Create a basic CRUD application that behaves as described below. Write the application in a manner that you would in your daily work.
The files can be open in VisualStudio Community 2019
Start the VueJS debug server
cd frontend
npm install
npm run serve
Press F5 to start running the ASP.net Server
Home will take you to all the Plans. It will allow you to view, add and remove the Plans. You can click on Edit to view all Participants in the Plan. You can also change the name of the plan. The table on Home displays the Plan name, number of Participants and the Edit and Remove button.
The Participant link will take you the page to add and display all the participants. The Edit button will allow you to edit the Participant and the Remove will remove the Participant. The number in the list indicates the index for the Participant's plan. In the future, the INNER JOIN will make this show the actual plan name.'
The About link will give the version number and author of the code.
The data is stored to an SQLite database.
The SQLite database file is located in the project folder (Pencheck.db). It will contain all the data locally.
If the model is updated, run the following commands in the Package Manager Console
add-migration MessageAboutChanges -context PencheckContext
update-database -context PencheckContext
This will update the database with the latest model changes.
There are 2 sections in the directory structure. The "frontend" folder contains the VueJS frontend. The remaining folders are used by the ASP.net backend. I am not sure if you prefer a backend and frontend folder. I just stuck to the way the VisualStudio creates projects.

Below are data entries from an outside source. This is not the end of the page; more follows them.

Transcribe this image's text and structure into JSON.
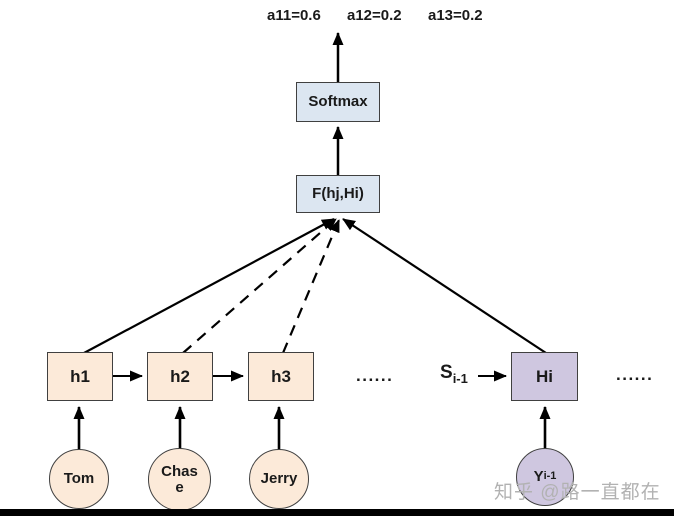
{
  "diagram": {
    "attention_weights": [
      {
        "label": "a11=0.6"
      },
      {
        "label": "a12=0.2"
      },
      {
        "label": "a13=0.2"
      }
    ],
    "softmax": {
      "label": "Softmax"
    },
    "score_function": {
      "label": "F(hj,Hi)"
    },
    "encoder_states": [
      {
        "label": "h1"
      },
      {
        "label": "h2"
      },
      {
        "label": "h3"
      }
    ],
    "ellipsis_left": "......",
    "ellipsis_right": "......",
    "prev_decoder_state": {
      "base": "S",
      "sub": "i-1"
    },
    "decoder_state": {
      "label": "Hi"
    },
    "inputs": [
      {
        "label": "Tom"
      },
      {
        "label": "Chas\ne"
      },
      {
        "label": "Jerry"
      }
    ],
    "prev_output": {
      "base": "Y",
      "sub": "i-1"
    },
    "watermark": "知乎 @路一直都在",
    "colors": {
      "box_blue": "#dce6f1",
      "box_peach": "#fcead9",
      "box_purple": "#cfc7e0",
      "border": "#404040",
      "line": "#000000",
      "watermark": "#b2b2b2"
    }
  }
}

These are the controllers for the models. This contains all the API calls for the models. This code was generated by the VisualStudio controller scaffolding.
These are the DataContext files to connect the models to the database connection (persistant data).
This contains the VueJS frontend code. The VueJS takes advantage of Axios for API calls and BootstrapVue to use Bootstrap.
Contains all the database modifications.
Contains all the data models used in the application. There are basically 2 models, the Plan and Participant.
Contains the template pages.
Overall to keep the time down, I limited the amount of UX. There is a lot of things I would have done differently with more time. But the basic functionally it there.
To make things simple, I made the participant only capable of being in a single project. This made it easier to assoicate the pariticipant to a single entry of the plan within the participant data. If the participant could be in more than one plan, then I would have changed the scheme differently. I would need to think about how to handle when a participant is deleted.
To make things go quicker, I just made the button available when any typing was does in the textbox. I could have made it an enabled and disabled button to always have the button present.
I tried to the minimum UX. Obviously there are many places that things can be improved.
I could have added a lot more to the database schema like date created and modified.
To handle thousands of participants, I would add pagnation to list all the participants and plans.
I would have linked the participants in the plan page to there edit page to quickly edit a user.
I would have done an INNER JOIN with the participant and plan data, so I would have the plan information for each participant. I felt is was implied that this would have been done during production, but not necessary right now.
I did not need to utilize anything like Vuex. The plans could have been stored globally to reduce the server calls.